Master Class

Laparoscopic Single-Site Hysterectomies


 

The camera (a flexible-tip camera in this case) is inserted into the port, and the tip flexed, to assess the abdomen and pelvis. One can achieve the best, unobstructed views of the pelvis—and avoid instrument clashing—when the camera tip is placed toward the anterior abdominal wall and deviated downward toward the pelvis. As the surgery proceeds, one can obtain excellent views by simply adjusting the flexible-tip camera.

In a total laparoscopic hysterectomy, I have found that it is easier to begin with the primary surgeon standing near the patient's left shoulder to address the left side first. The uterine manipulator will deflect the uterus cephalad and toward the operator, placing the right utero-ovarian ligaments under tension.

With use of the reticulating grasper, the utero-ovarian ligament is elevated, which provides easy access for a straight vessel-sealing device. At this point the camera is best positioned providing views from the right lower quadrant looking anteriorly. (This is accomplished by lowering the camera toward the patient's chest and deflecting the camera tip inferiorly and medially.)

A vessel-sealing device of your choice can then be used to cross-clamp, seal, and transect the utero-ovarian, round, and broad ligaments. The bladder flap can be developed with either a hook cautery, scissors, or a vessel-sealing device. Often, the small vaginal branches of the uterine vessels will become compressed across the top of the manipulator cuff—be sure to use the vessel-sealing device to control this.

For the colpotomy, I generally use the monopolar hook with 40- to 50-W pure cutting. The disposable hook electrode is advantageous for LESS because it can be bent. By moving the flexible-tip camera, one can adequately visualize the entire colpotomy. I also use the uterine manipulator to advantage—applying upward pressure usually provides adequate views of all the cervical-vaginal attachments.

Once the uterus is detached, it generally can be delivered vaginally. When necessary, morcellation can be accomplished either vaginally (with or without a mechanical morcellator) or with a morcellator placed through the port in the umbilicus.

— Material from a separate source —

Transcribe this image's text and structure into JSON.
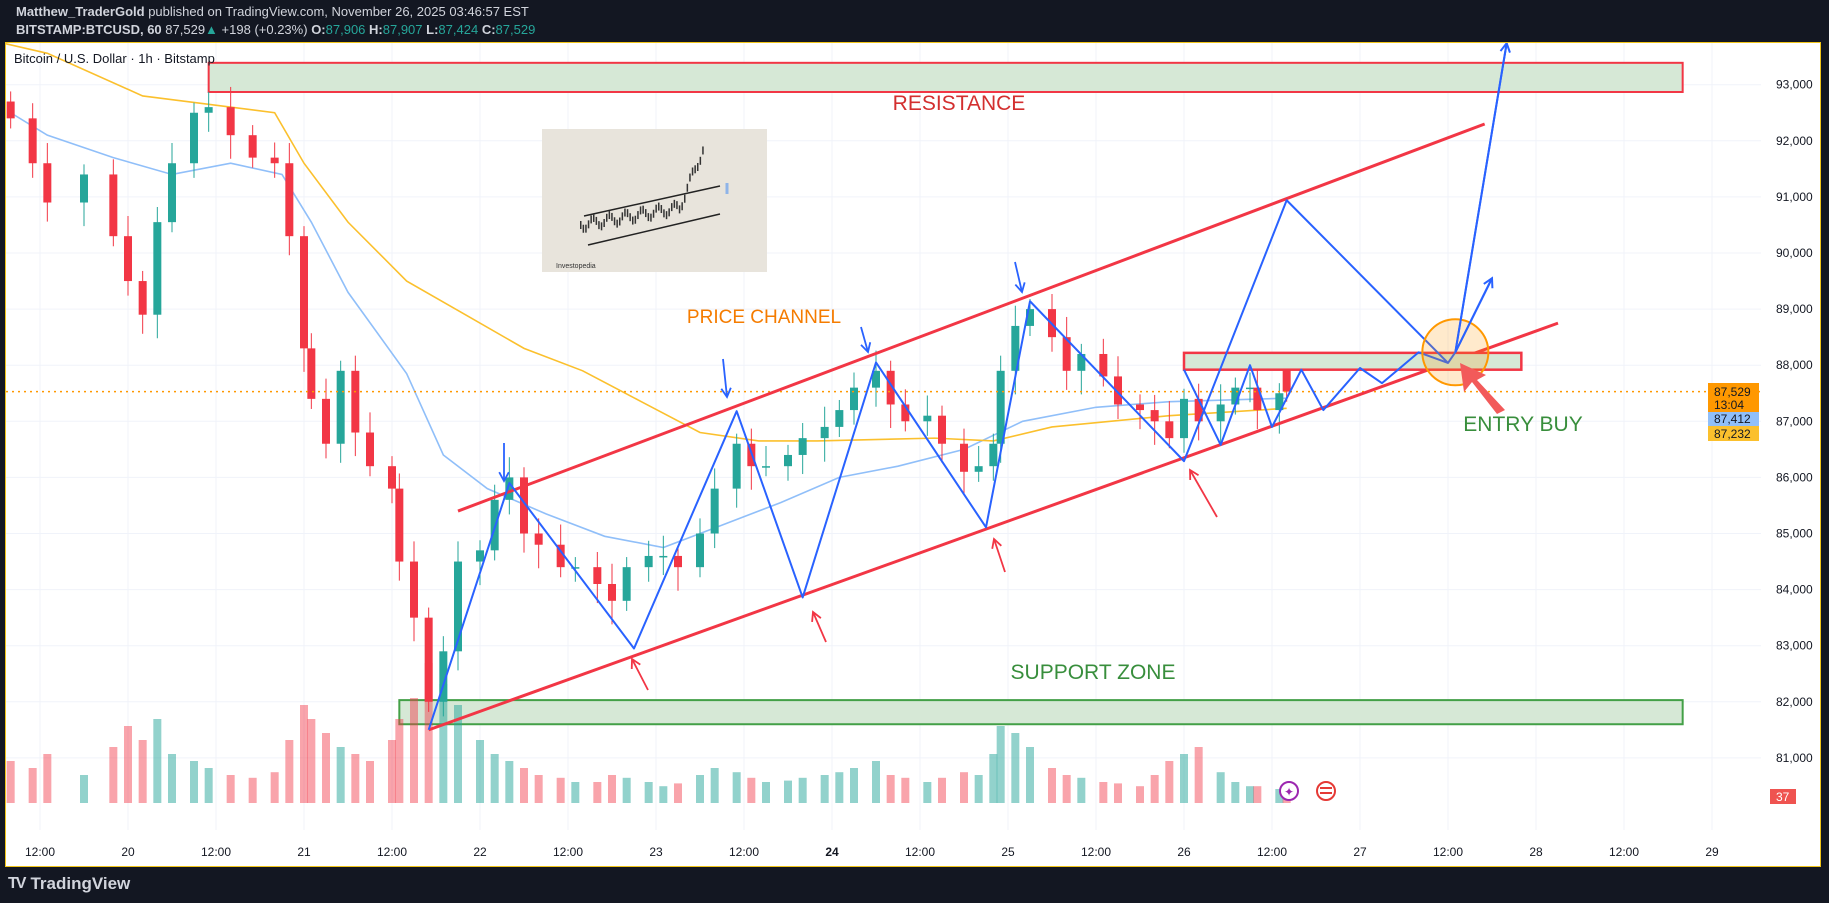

Suturing presents the biggest challenges. Even those who have mastered suturing in conventional laparoscopy will face a learning curve. The vaginal cuff can be closed intracorporeally using one conventional needle driver and one reticulating grasper, but it can also be facilitated with a commercial suturing device and extracorporeal knot tying. (This latter option may be advisable during the learning curve.)

When extracorporeal knot tying is used, be careful to prevent the suture from getting wrapped around the other instruments, especially if using the TriPort.

A few more tips to shorten the learning curve with single-incision laparoscopic hysterectomy:

▸ Don't hesitate to “pexy” the ovaries, epiploica, uterus, etc., when necessary.

▸ Lubricate instruments frequently.

▸ Complete one side before moving on to the other side. Anything you can do to minimize instrument changes will improve efficiency and eliminate the need to reposition the camera and instruments. When switching sides, maintain the same instrument configuration.

▸ The camera in the vertical position with upward flexion at the tip provides an excellent view of the posterior uterus and cul de sac.

▸ The camera in the horizontal position with downward flexion at the tip provides excellent views of the anterior uterus and bladder flap, and is preferable for viewing the broad ligaments.

Experience and Outcomes

Since June 2008, I have done more than 90 hysterectomies and 20 other surgeries using the LESS technique. Data from a 5-month period in 2008, involving 22 patients who had LESS surgery (19 of whom had a hysterectomy), show that patients used narcotic pain medications for an average of 2.5 days and any analgesic medication for an average of 5 days. Their length of stay averaged approximately 11.5 hours, and they returned to work after an average of 3.5 days. The average uterine weight was 324 g, and weight was as high as 1,600 g.

Blood loss averaged 50 mL, and the median operative time was 171 minutes. Surgical time was directly related to body mass index and uterine weight, and estimated blood loss increased with increasing uterine weight. Prior laparotomy and the presence of severe adhesions did not affect the length of surgery.

I encountered no intraoperative complications or conversions, although in one patient, morcellation of the 1,600-g uterus was carried out through an additional 15-mm suprapubic incision.

The complications I encountered in this initial group of 22 patients were vaginal bleeding on day 6 in one patient and a suture granuloma 3 weeks postop in another. A third patient had a tubo-ovarian abscess 11 days after surgery; she had a history of sexually transmitted diseases and substance abuse.